MC: From the few that I've actually seen? I really dug the Lone Ranger when I was a kid and always like Sherlock Holmes stuff. If it counts, the Fleischer Superman cartoon STILL gets me all nostalgic.

SG: My dad used to have some VHS tapes of the first Batman serial. I always thought those were cool. I've got the Captain Marvel series on my Netflix queue. Indiana Jones counts, right?

17. Moment you understood that comics and art was what you wanted to do?

MC: I wish I could nail that down to one moment in time, but I don't remember. I think I finally resolved to that fact when I realized I couldn't draw a whole cartoon on my own.

SG: The moment I realized that the Teenage Mutant Ninja Turtles started as a comic book.

18. What's a typical work day like?

MC: Go to work, work at a hump job, come home to do the whole "wife and kids" thing, and fit in as much nerdity as possible in the gaps.

SG: I work a day job from 8-5, come home and spend time with my wife and son, and then draw or write until I can no longer see straight.

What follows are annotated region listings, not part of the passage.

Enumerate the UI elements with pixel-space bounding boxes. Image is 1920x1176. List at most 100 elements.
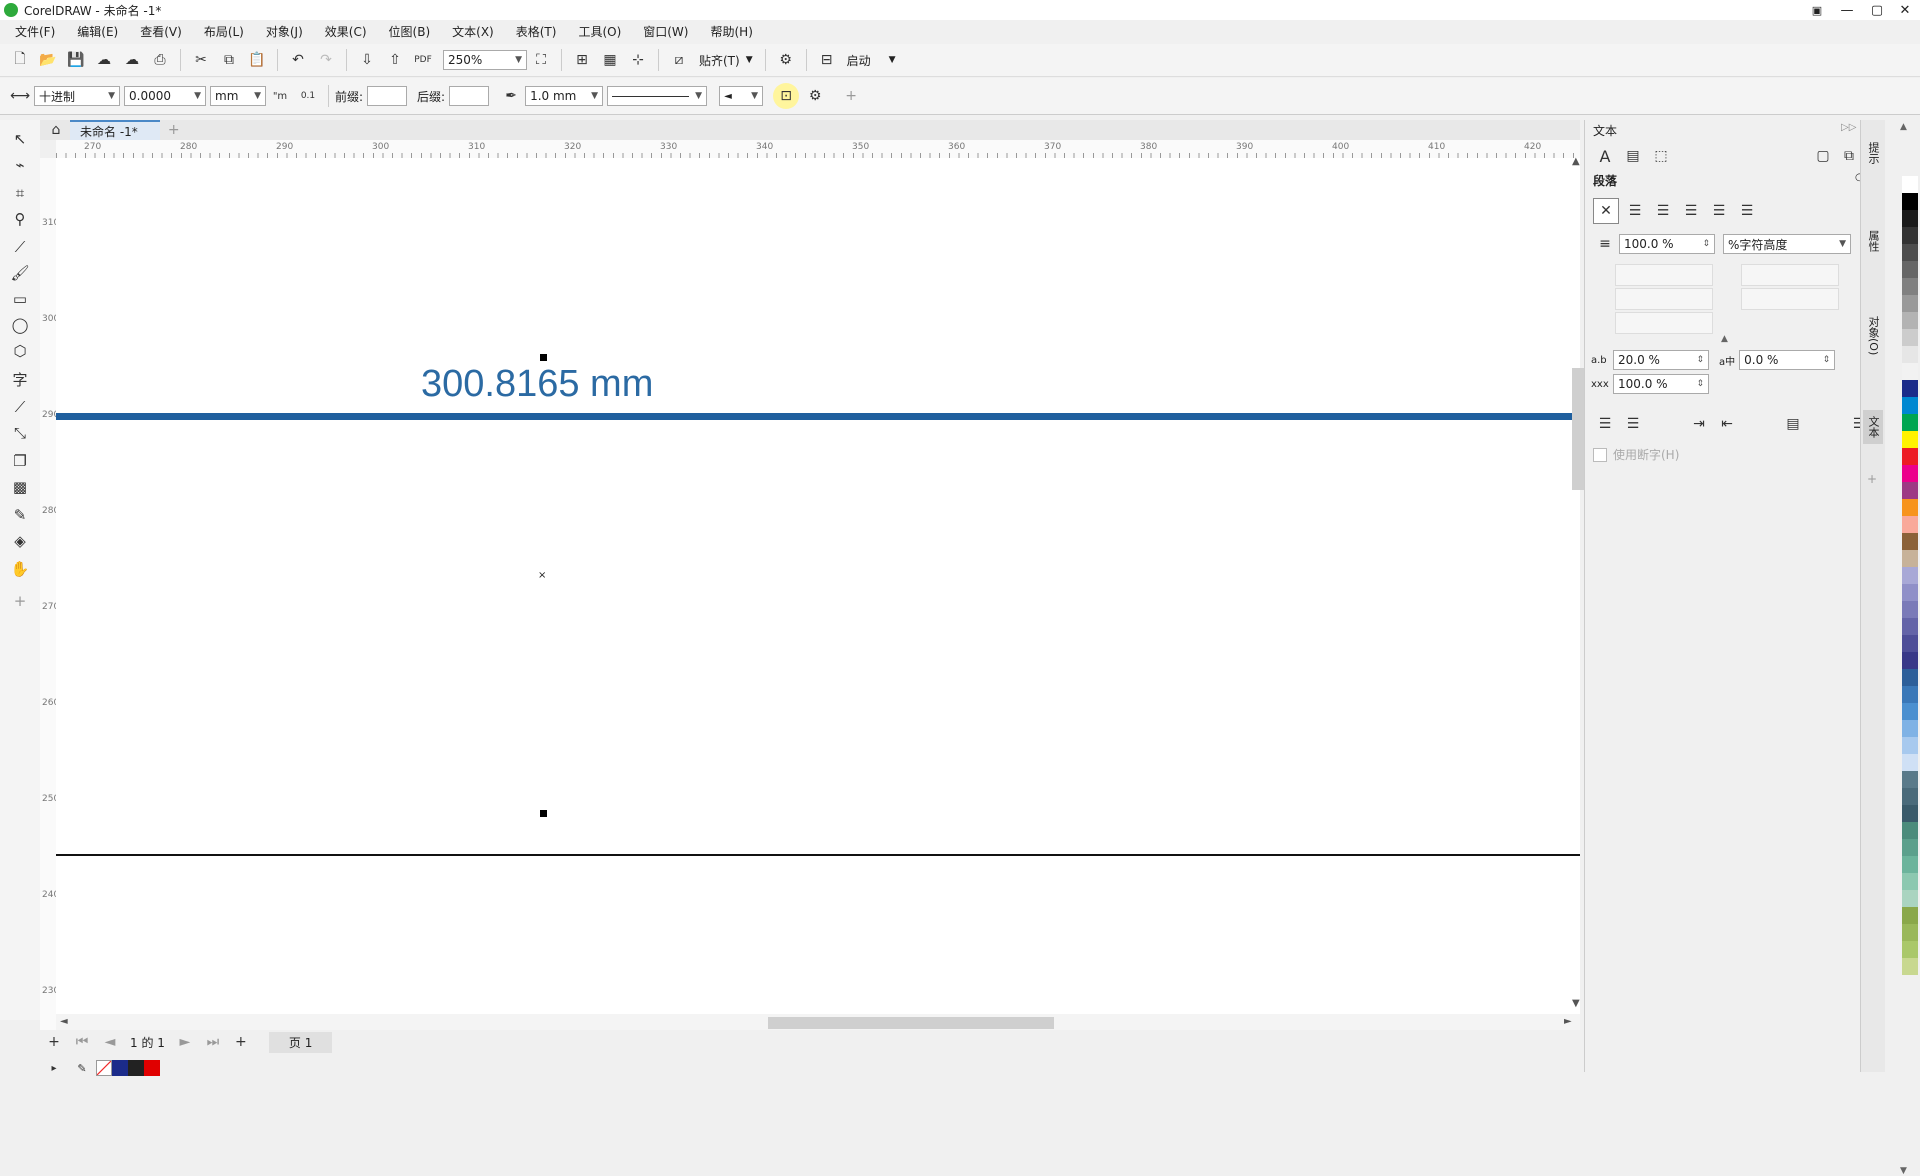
polygon-tool-icon[interactable]: ⬡: [8, 340, 32, 362]
zoom-level-combo[interactable]: 250% ▼: [443, 50, 527, 70]
palette-color-swatch[interactable]: [1902, 805, 1918, 822]
space-after-input[interactable]: [1615, 312, 1713, 334]
indent-first-line-input[interactable]: [1615, 264, 1713, 286]
print-icon[interactable]: ⎙: [148, 48, 172, 72]
palette-color-swatch[interactable]: [1902, 907, 1918, 924]
leading-zero-icon[interactable]: 0.1: [296, 84, 320, 108]
add-page-before-icon[interactable]: +: [42, 1030, 66, 1054]
menu-bitmaps[interactable]: 位图(B): [378, 20, 442, 44]
eyedropper-icon[interactable]: ✎: [70, 1056, 94, 1080]
palette-color-swatch[interactable]: [1902, 380, 1918, 397]
palette-color-swatch[interactable]: [1902, 618, 1918, 635]
snap-icon[interactable]: ⧄: [667, 48, 691, 72]
prefix-input[interactable]: [367, 86, 408, 106]
palette-color-swatch[interactable]: [1902, 533, 1918, 550]
palette-color-swatch[interactable]: [1902, 278, 1918, 295]
align-center-icon[interactable]: ☰: [1651, 199, 1675, 223]
new-document-icon[interactable]: 🗋: [8, 48, 32, 72]
eyedropper-tool-icon[interactable]: ✎: [8, 504, 32, 526]
hints-tab[interactable]: 提示: [1865, 142, 1881, 164]
show-units-icon[interactable]: "m: [268, 84, 292, 108]
dimension-text[interactable]: 300.8165 mm: [421, 363, 653, 406]
artistic-media-tool-icon[interactable]: 🖌: [8, 262, 32, 284]
bullet-list-icon[interactable]: ☰: [1593, 412, 1617, 436]
color-swatch[interactable]: [144, 1060, 160, 1076]
palette-color-swatch[interactable]: [1902, 516, 1918, 533]
arrowhead-combo[interactable]: ◄ ▼: [719, 86, 764, 106]
zoom-tool-icon[interactable]: ⚲: [8, 208, 32, 230]
open-folder-icon[interactable]: 📂: [36, 48, 60, 72]
line-spacing-unit-combo[interactable]: %字符高度 ▼: [1723, 234, 1851, 254]
properties-tab[interactable]: 属性: [1865, 230, 1881, 252]
scroll-down-icon[interactable]: ▼: [1572, 998, 1580, 1009]
horizontal-scrollbar[interactable]: ◄ ►: [56, 1014, 1580, 1030]
palette-color-swatch[interactable]: [1902, 652, 1918, 669]
palette-color-swatch[interactable]: [1902, 703, 1918, 720]
no-color-swatch[interactable]: [96, 1060, 112, 1076]
palette-color-swatch[interactable]: [1902, 635, 1918, 652]
menu-window[interactable]: 窗口(W): [632, 20, 699, 44]
menu-effects[interactable]: 效果(C): [314, 20, 378, 44]
rectangle-tool-icon[interactable]: ▭: [8, 288, 32, 310]
publish-pdf-icon[interactable]: PDF: [411, 48, 435, 72]
horizontal-ruler[interactable]: 270 280 290 300 310 320 330 340 350 360 …: [56, 140, 1580, 159]
dimension-text-position-icon[interactable]: ⊡: [773, 83, 800, 109]
freehand-tool-icon[interactable]: ⟋: [8, 236, 32, 258]
vertical-ruler[interactable]: 310 300 290 280 270 260 250 240 230: [40, 158, 59, 1030]
palette-color-swatch[interactable]: [1902, 771, 1918, 788]
palette-color-swatch[interactable]: [1902, 312, 1918, 329]
palette-color-swatch[interactable]: [1902, 329, 1918, 346]
connector-tool-icon[interactable]: ⤡: [8, 422, 32, 444]
palette-color-swatch[interactable]: [1902, 941, 1918, 958]
line-style-combo[interactable]: ▼: [607, 86, 708, 106]
menu-edit[interactable]: 编辑(E): [66, 20, 129, 44]
redo-icon[interactable]: ↷: [314, 48, 338, 72]
cloud-upload-icon[interactable]: ☁: [120, 48, 144, 72]
palette-color-swatch[interactable]: [1902, 414, 1918, 431]
palette-color-swatch[interactable]: [1902, 584, 1918, 601]
transparency-tool-icon[interactable]: ▩: [8, 476, 32, 498]
dimension-units-combo[interactable]: mm ▼: [210, 86, 266, 106]
dimension-tool-icon[interactable]: ⟋: [8, 396, 32, 418]
menu-view[interactable]: 查看(V): [129, 20, 193, 44]
palette-color-swatch[interactable]: [1902, 669, 1918, 686]
crop-tool-icon[interactable]: ⌗: [8, 182, 32, 204]
rotation-center-icon[interactable]: ×: [538, 570, 546, 581]
indent-left-input[interactable]: [1741, 264, 1839, 286]
smart-fill-tool-icon[interactable]: ✋: [8, 558, 32, 580]
palette-color-swatch[interactable]: [1902, 261, 1918, 278]
paragraph-tab-icon[interactable]: ▤: [1621, 144, 1645, 168]
previous-page-icon[interactable]: ◄: [98, 1030, 122, 1054]
paste-icon[interactable]: 📋: [245, 48, 269, 72]
palette-color-swatch[interactable]: [1902, 448, 1918, 465]
palette-color-swatch[interactable]: [1902, 465, 1918, 482]
menu-file[interactable]: 文件(F): [4, 20, 66, 44]
palette-color-swatch[interactable]: [1902, 397, 1918, 414]
no-alignment-icon[interactable]: ✕: [1593, 198, 1619, 224]
line-spacing-input[interactable]: 100.0 % ⇕: [1619, 234, 1715, 254]
docker-frame-icon[interactable]: ▢: [1811, 144, 1835, 168]
indent-right-input[interactable]: [1741, 288, 1839, 310]
palette-color-swatch[interactable]: [1902, 686, 1918, 703]
dimension-line[interactable]: [56, 413, 1580, 420]
scroll-left-icon[interactable]: ◄: [60, 1016, 68, 1027]
first-page-icon[interactable]: ⏮: [70, 1030, 94, 1054]
pick-tool-icon[interactable]: ↖: [8, 128, 32, 150]
palette-color-swatch[interactable]: [1902, 839, 1918, 856]
close-button[interactable]: ✕: [1890, 0, 1920, 20]
full-screen-icon[interactable]: ⛶: [529, 48, 553, 72]
dimension-tool-icon[interactable]: ⟷: [8, 84, 32, 108]
collapse-arrow-icon[interactable]: ▲: [1721, 334, 1728, 344]
launch-dropdown[interactable]: 启动 ▼: [847, 52, 896, 69]
expand-icon[interactable]: ▸: [42, 1056, 66, 1080]
word-spacing-input[interactable]: 0.0 % ⇕: [1739, 350, 1836, 370]
language-spacing-input[interactable]: 100.0 % ⇕: [1613, 374, 1709, 394]
text-tab[interactable]: 文本: [1863, 410, 1883, 444]
palette-color-swatch[interactable]: [1902, 227, 1918, 244]
add-docker-icon[interactable]: +: [1867, 472, 1877, 486]
save-icon[interactable]: 💾: [64, 48, 88, 72]
palette-color-swatch[interactable]: [1902, 601, 1918, 618]
frame-tab-icon[interactable]: ⬚: [1649, 144, 1673, 168]
dimension-precision-combo[interactable]: 0.0000 ▼: [124, 86, 206, 106]
space-before-input[interactable]: [1615, 288, 1713, 310]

19. What more is coming from the guys at Mysterious Adventures?

MC: Without giving away anything specific...more Flying Phantom, superhero vigilantism, more mythology, more folklore, more fun.

SG: Hopefully a lot. We're collecting stuff for the Summer issue now. There's a nice Cloak story in that one. There may be other Flying Phantom and Green Ghost stories in future issues. We'll see.

Buy their pulp here.


scottygod said...

Thanks for the pub, Bill! Matt and I agreed on almost everything. That's kinda surprising.

mattcrap said...

That was great, Bill. Thanks a bunch man- your massive bribe is in the mail!


Duane Spurlock said...

Fun interview, Bill. These guys are Right On about the wonders of Silver Age comics. Every now and then, out of the blue, a Sudden Nostalgia for those things just rolls over my like a fog. And it's not just the obvious DC and Kirby Marvel stuff that pops into my head: the Wally Wood-helmed Tower Comics work really pulls at me, as does Archie Goodwin and Johnny Craig's run on Iron Man. Great work, guys!